The call came - a transfer from CCU, a patient whose procedure has resulted in many complications one after another until she says "no more". The ventilator is stopped and a new course of events will begin to unfold as respiratory failure overtakes her body. She comes to the Med/Surg unit - a transfer for end of life care and the end is close. She is accompanied by her sister and a clear plastic bag of belongings. For Kathy, everything stops and this small wisp of a woman and her sister become her complete and total focus, not 4 other patients, not meds pass, not physicians, not phone calls, just a small family that is breaking apart.

Her sister retrieves for Kathy a worn envelope written in better days, her last wishes, "Do not open until I'm gone" scrawled in faded ink across the face and beneath in thick bold underlined letters a warning - no preachers and no prayers!

Resources that might support families (and staff) in other end of life situations are now not for consideration and yet what transforms is a very spiritual caring and support of her patient and her sister. It is important for Kathy to get to know the patient's sister as well as about the patient in this snapshot of time, and she is both graceful and skilled at this conversation. She does not leave their side.
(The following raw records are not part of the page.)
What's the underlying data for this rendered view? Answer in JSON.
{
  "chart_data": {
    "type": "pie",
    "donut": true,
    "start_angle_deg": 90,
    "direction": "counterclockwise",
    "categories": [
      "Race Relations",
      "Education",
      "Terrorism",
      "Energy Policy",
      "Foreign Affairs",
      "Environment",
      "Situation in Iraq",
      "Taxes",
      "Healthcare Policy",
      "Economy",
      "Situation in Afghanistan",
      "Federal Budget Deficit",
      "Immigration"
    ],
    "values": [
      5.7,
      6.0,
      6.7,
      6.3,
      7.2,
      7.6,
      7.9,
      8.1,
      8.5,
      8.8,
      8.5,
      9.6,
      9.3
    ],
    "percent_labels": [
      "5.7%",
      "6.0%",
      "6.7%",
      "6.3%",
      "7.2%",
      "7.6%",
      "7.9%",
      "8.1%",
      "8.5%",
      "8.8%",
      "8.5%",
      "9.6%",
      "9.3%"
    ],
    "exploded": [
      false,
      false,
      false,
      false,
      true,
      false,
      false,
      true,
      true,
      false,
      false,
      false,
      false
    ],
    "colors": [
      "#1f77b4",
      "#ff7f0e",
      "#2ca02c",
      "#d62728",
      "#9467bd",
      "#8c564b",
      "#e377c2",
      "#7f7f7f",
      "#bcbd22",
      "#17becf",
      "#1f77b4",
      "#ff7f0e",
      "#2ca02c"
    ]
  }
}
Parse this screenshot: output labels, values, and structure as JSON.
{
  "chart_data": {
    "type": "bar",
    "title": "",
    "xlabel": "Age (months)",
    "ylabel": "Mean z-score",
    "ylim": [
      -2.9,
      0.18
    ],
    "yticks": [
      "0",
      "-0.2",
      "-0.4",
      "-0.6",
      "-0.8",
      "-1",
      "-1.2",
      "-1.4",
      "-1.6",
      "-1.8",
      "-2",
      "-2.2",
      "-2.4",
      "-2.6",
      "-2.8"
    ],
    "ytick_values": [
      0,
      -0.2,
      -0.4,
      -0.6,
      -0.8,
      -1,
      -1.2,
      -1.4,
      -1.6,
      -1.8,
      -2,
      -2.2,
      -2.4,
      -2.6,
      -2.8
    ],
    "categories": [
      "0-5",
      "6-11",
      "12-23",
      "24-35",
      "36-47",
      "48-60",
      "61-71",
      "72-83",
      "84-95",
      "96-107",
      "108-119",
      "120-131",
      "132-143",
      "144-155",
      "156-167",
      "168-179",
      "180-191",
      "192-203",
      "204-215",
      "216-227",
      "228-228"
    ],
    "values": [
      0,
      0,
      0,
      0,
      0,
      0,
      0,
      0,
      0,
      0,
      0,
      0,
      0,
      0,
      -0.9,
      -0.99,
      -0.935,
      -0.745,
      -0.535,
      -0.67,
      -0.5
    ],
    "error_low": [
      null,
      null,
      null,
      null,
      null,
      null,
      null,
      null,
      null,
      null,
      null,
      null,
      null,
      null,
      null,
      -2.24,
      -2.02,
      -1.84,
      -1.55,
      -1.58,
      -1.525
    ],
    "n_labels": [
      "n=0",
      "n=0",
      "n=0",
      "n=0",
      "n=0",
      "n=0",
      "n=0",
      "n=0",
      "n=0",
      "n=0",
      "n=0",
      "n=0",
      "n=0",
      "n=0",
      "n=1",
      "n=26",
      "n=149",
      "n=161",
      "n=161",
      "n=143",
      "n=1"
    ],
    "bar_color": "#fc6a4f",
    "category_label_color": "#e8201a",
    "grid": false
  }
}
The end comes quietly, a scenario that Kathy has shared and guided many other families through the years, and her expertise makes her actions seem effortless. For 2 sisters who have shared a lifetime, for a patient who's final request is no preachers, Kathy's presence and comfort is the essence of the spirit and humanity that connects us all. The clear plastic bag of belongings now changes hands. A strong embrace and a clasp of hands convey what words cannot. It has been 41 minutes in total from beginning to end and yet the extraordinary kindness and compassion Kathy showed still provides comfort today.